ROSA am 8. März 2024 in Irland

ROSA am 8. März 2024 in Mexiko

"Hier sitze ich nun auf der Straße in einem Zelt, ohne das Nötigste zum Leben. Kein Wasser, kein Strom, keine Toilette, keine sanitären Anlagen. Nichts. Die Frauen in Gaza haben die Hauptlast des Krieges getragen. Unsere Lasten haben sich vervielfacht, und unsere Privatsphäre ist verschwunden. Ich habe vergessen, was es bedeutet, eine Frau zu sein. Ich fühle mich Jahrzehnte älter als mein tatsächliches Alter.” (Nada Abdelsalam in einem Interview mit Al Jazeera, veröffentlicht am 8.3.2024. Ihr Haus wurde bombardiert, sie musste mit ihren Kindern aus einem Flüchtlingslager ins Zentrum des Gazastreifens fliehen.)

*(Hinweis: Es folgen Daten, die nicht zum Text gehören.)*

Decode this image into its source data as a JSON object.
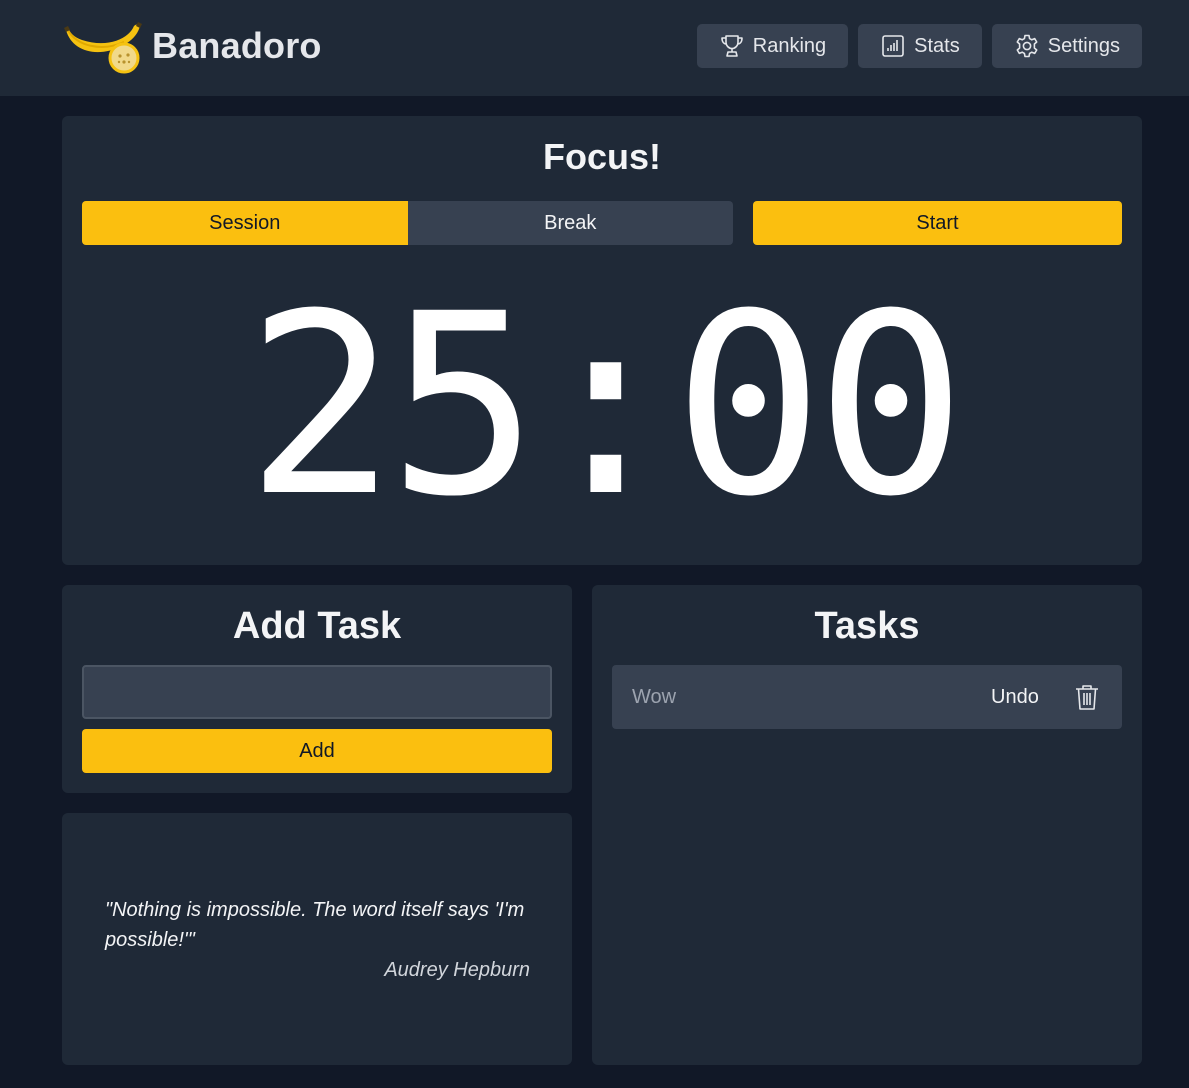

Wir sind den diesjährigen internationalen feministischen Kampf mit einem anderen Gefühl von Trauer und Wut und einer anderen Dringlichkeit begangen als sonst - in Gedanken beim anhaltenden Massaker in Gaza an 2.3 Millionen belagerten Palästinenser*innen.

"Ich bin nicht frei, solange noch eine einzige Frau unfrei ist, auch wenn sie ganz andere Fesseln trägt als ich” (Audre Lorde) - Die Bilder und Videos von den Protesten, Streiks und Demonstrationen am 8. März aus der ganzen Welt zeigen immer wieder dieses oder ähnliche Zitate. Sie beziehen sich auf die unerschütterlichen feministischen Kämpfe unter den schwierigsten Bedingungen wie in Afghanistan, Kurdistan, Pakistan, Kenia, Somalia. 

Die Botschaft ist klar: Der Kampf gegen das Massaker, gegen Besatzung, Krieg und Imperialismus und jede Form der Unterdrückung und Ausbeutung weltweit ist integraler Bestandteil der feministischen Bewegung. Diese Bewegung steht an einem entscheidenden Punkt in der Geschichte, zehn Jahre nach den Anfängen von #metoo und „Ni una menos“: Der Aufstieg rechter und rechtsextremer Kräfte und ihre rassistische, queerfeindliche und antifeministische Agenda, zunehmende geschlechtsspezifische Gewalt, Armut, Hunger und soziale Not als Auswirkungen der kapitalistischen Krise.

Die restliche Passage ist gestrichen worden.